In other words, the main takeaway of Snowpiercer is that the only way to stop oppressive capitalism is to throw the whole system out. Unfortunately, the folks at TNT who took it upon themselves to adapt Snowpiercer into a TV murder mystery cop show seem to have missed that takeaway completely.

There's an inherent irony to adapting a movie like Snowpiercer, with its fiercely anti-capitalist ideological core, into a television show in the first place. Television is a long-form medium designed to tell episodic stories over time in order to continually draw in viewers (and thereby make studios money). It's a format that works very well for epic narratives, but it doesn't make nearly as much sense for concise stories that can be told within the span of two-hours. As such, unless a movie's world is so dense that it can be stretched out in entirely new directions (i.e. Star Wars or Lord of the Rings), turning a movie into a TV show almost always reeks of rancid cash-grabbiness.

Indeed, the world in Joon-ho's Snowpiercer is intriguing⁠—a futuristic, high-speed train with cars corresponding to social class, carrying the last human survivors through an arctic, post-apocalyptic wasteland—but the concept is explored more than thoroughly throughout its runtime. We understand how the world functions, we see all the cars, and we reach a satisfying conclusion. We aren't left wanting to see more stories from its world, because Snowpiercer is not intended to be an epic narrative, but rather a functional, self-contained story.

Still, typically speaking, I'm willing to give TV adaptations of movies I like a chance. I enjoy seeing movie worlds expanded, even if those expansions tend to be unwarranted and usually fail.
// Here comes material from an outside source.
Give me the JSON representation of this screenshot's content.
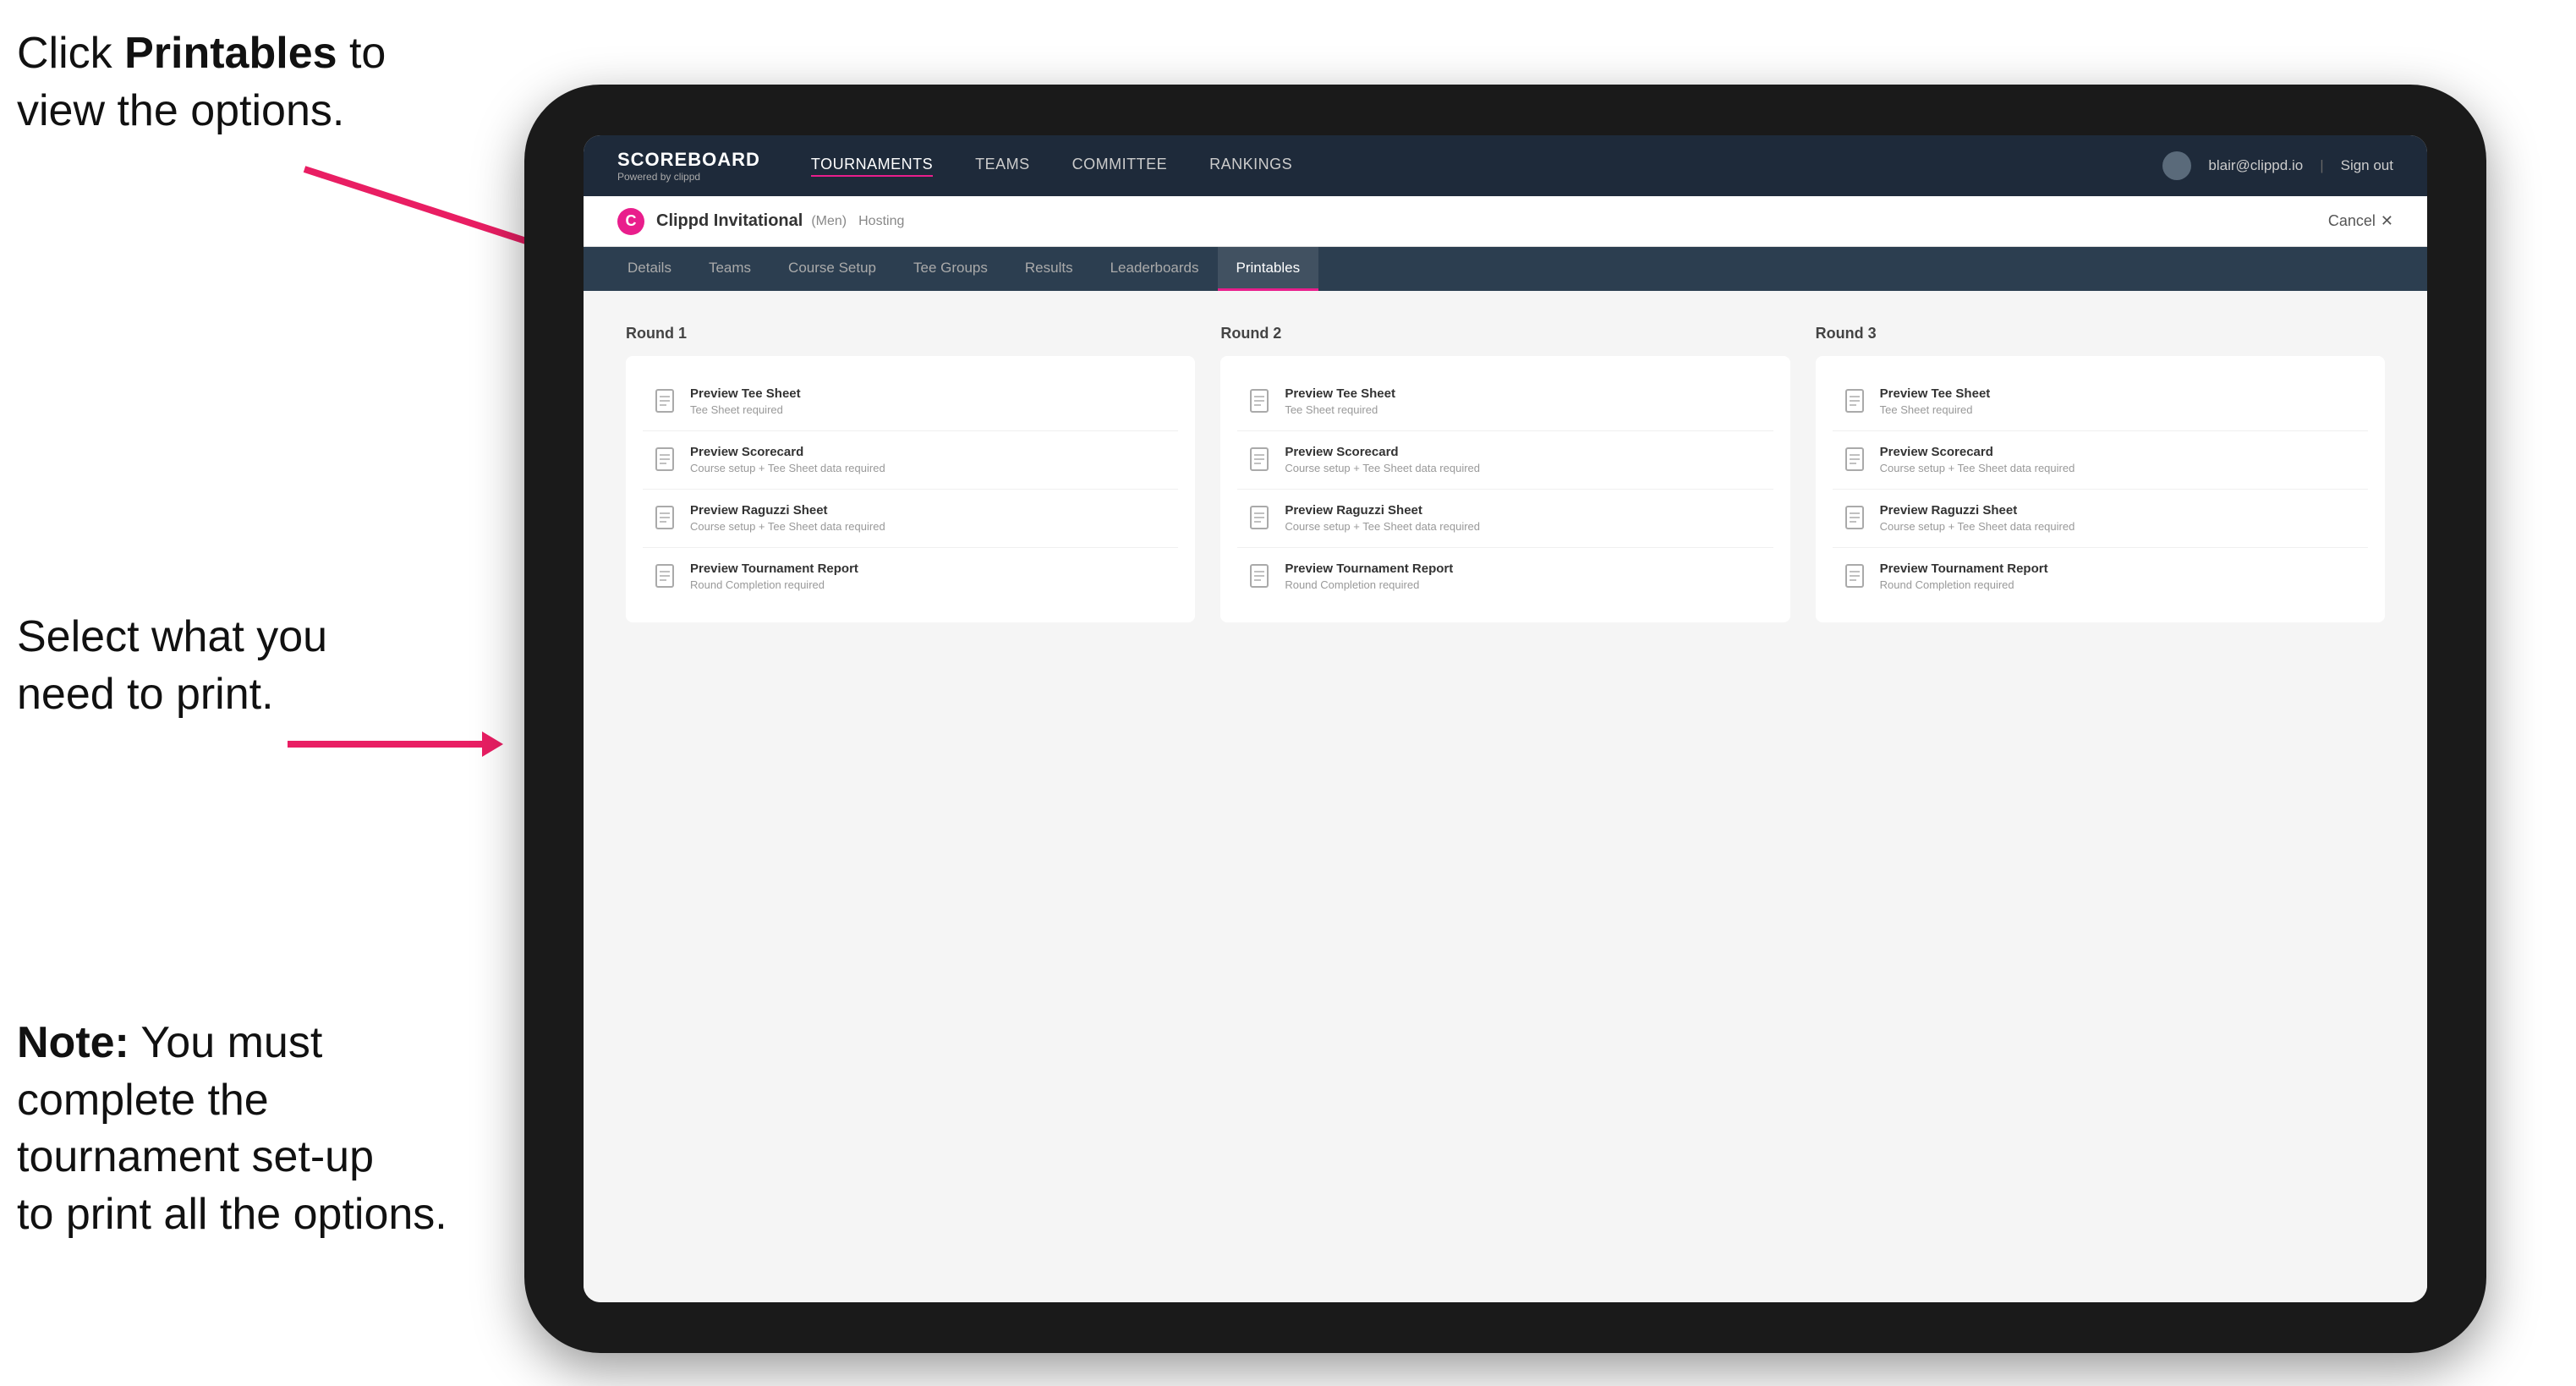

I've even been pleasantly surprised in the past by conceptually much more stupid movie-to-TV adaptations that actually turned out pretty fun.

So I want to be very clear here: I was willing to at least watch the first episode, right up until I saw TNT's mind-bogglingly off-the-rails marketing push for the release.
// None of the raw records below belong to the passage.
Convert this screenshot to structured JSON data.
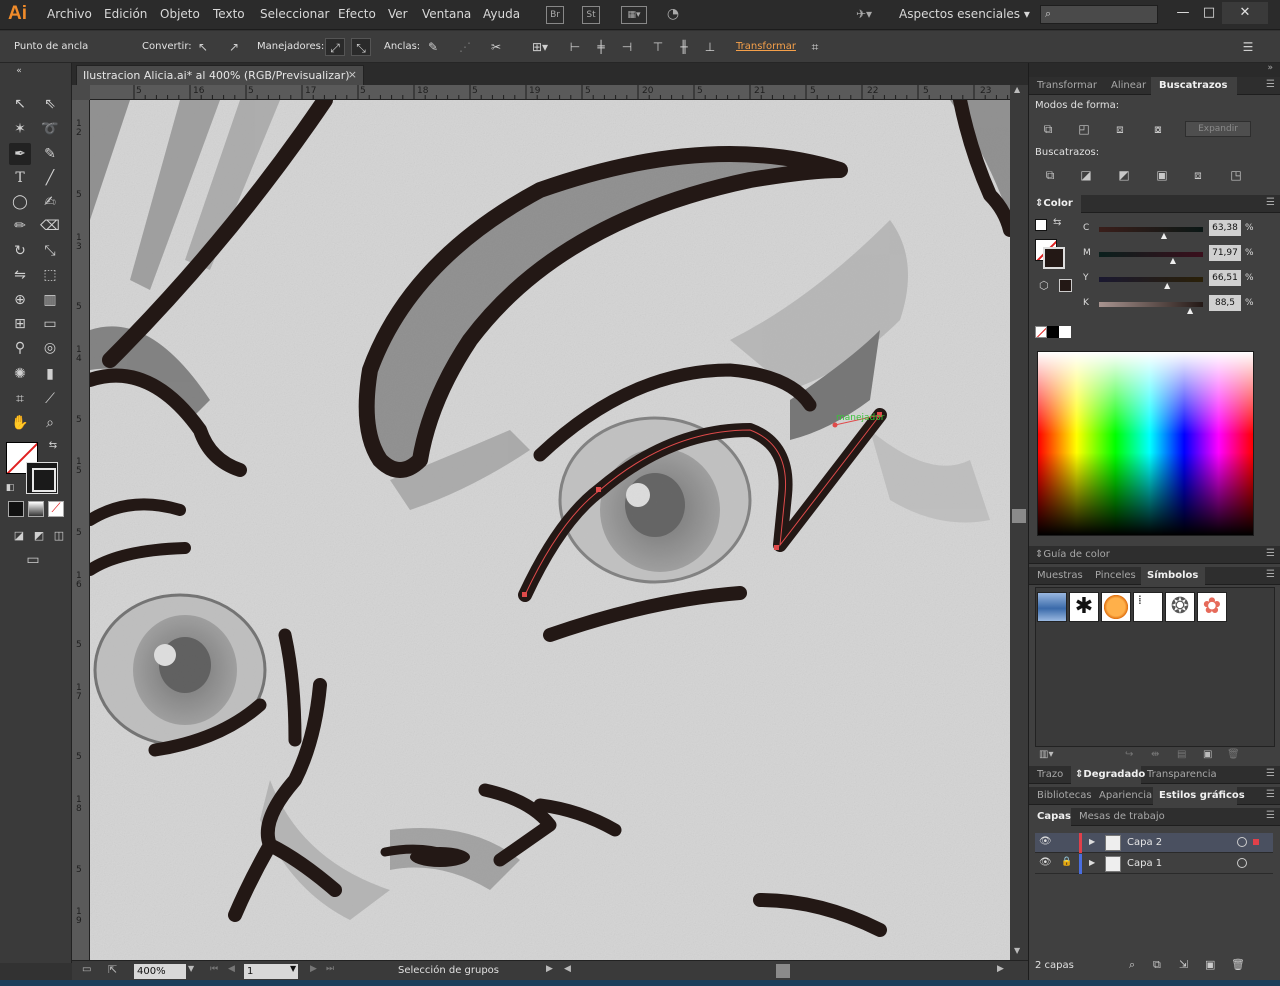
{
  "app": {
    "logo": "Ai",
    "menu": [
      "Archivo",
      "Edición",
      "Objeto",
      "Texto",
      "Seleccionar",
      "Efecto",
      "Ver",
      "Ventana",
      "Ayuda"
    ],
    "menu_icons": [
      "Br",
      "St"
    ],
    "workspace": "Aspectos esenciales",
    "window_controls": [
      "—",
      "□",
      "✕"
    ]
  },
  "control_bar": {
    "anchor_label": "Punto de ancla",
    "convert_label": "Convertir:",
    "handles_label": "Manejadores:",
    "anchors_label": "Anclas:",
    "transform_link": "Transformar"
  },
  "document": {
    "tab_title": "Ilustracion Alicia.ai* al 400% (RGB/Previsualizar)",
    "close": "×",
    "ruler_top": [
      "5",
      "16",
      "5",
      "17",
      "5",
      "18",
      "5",
      "19",
      "5",
      "20",
      "5",
      "21",
      "5",
      "22",
      "5",
      "23"
    ],
    "ruler_left": [
      "1\n2",
      "5",
      "1\n3",
      "5",
      "1\n4",
      "5",
      "1\n5",
      "5",
      "1\n6",
      "5",
      "1\n7",
      "5",
      "1\n8",
      "5",
      "1\n9"
    ],
    "tooltip": "manejador"
  },
  "status": {
    "zoom": "400%",
    "page": "1",
    "text": "Selección de grupos"
  },
  "panels": {
    "top_tabs": [
      "Transformar",
      "Alinear",
      "Buscatrazos"
    ],
    "shape_modes_label": "Modos de forma:",
    "expand_button": "Expandir",
    "pathfinders_label": "Buscatrazos:",
    "color_title": "Color",
    "color_sliders": [
      {
        "label": "C",
        "value": "63,38",
        "pct": 63.38
      },
      {
        "label": "M",
        "value": "71,97",
        "pct": 71.97
      },
      {
        "label": "Y",
        "value": "66,51",
        "pct": 66.51
      },
      {
        "label": "K",
        "value": "88,5",
        "pct": 88.5
      }
    ],
    "percent": "%",
    "color_guide_tab": "Guía de color",
    "swatch_tabs": [
      "Muestras",
      "Pinceles",
      "Símbolos"
    ],
    "trazo_tabs": [
      "Trazo",
      "Degradado",
      "Transparencia"
    ],
    "style_tabs": [
      "Bibliotecas",
      "Apariencia",
      "Estilos gráficos"
    ],
    "layer_tabs": [
      "Capas",
      "Mesas de trabajo"
    ],
    "layers": [
      {
        "name": "Capa 2",
        "color": "#e0404a",
        "locked": false,
        "selected": true
      },
      {
        "name": "Capa 1",
        "color": "#4a6ee0",
        "locked": true,
        "selected": false
      }
    ],
    "layers_count": "2 capas"
  },
  "colors": {
    "accent": "#f08b2a",
    "stroke_fill": "#231815",
    "selection_path": "#e04a4a"
  }
}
For some truly unfathomable reason, TNT thought it was a good idea to market their Snowpiercer adaptation—again, based on a movie about destroying capitalism—by paying celebrities to live-tweet the premiere.

Watching YouTube stars, media personalities, and also William Shatner (seriously, why?) live-tweet about a TV show that's supposedly about class warfare, with hashtags like "#Sponsored" and "#TNTPartner," is so beyond the pale that it borders on parody.

Being paid large sums of money to tweet your reactions to a TV show is one of the most privileged things that a person can humanly do, and TNT's choice to go this route with their marketing for Snowpiercer displays a fundamental disregard for the source material.

It's grotesque, and I won't support it. Then again, it's not like I was watching TNT's only other programming of Law & Order: SVU spin-offs anyways, so at least they're not losing a viewer.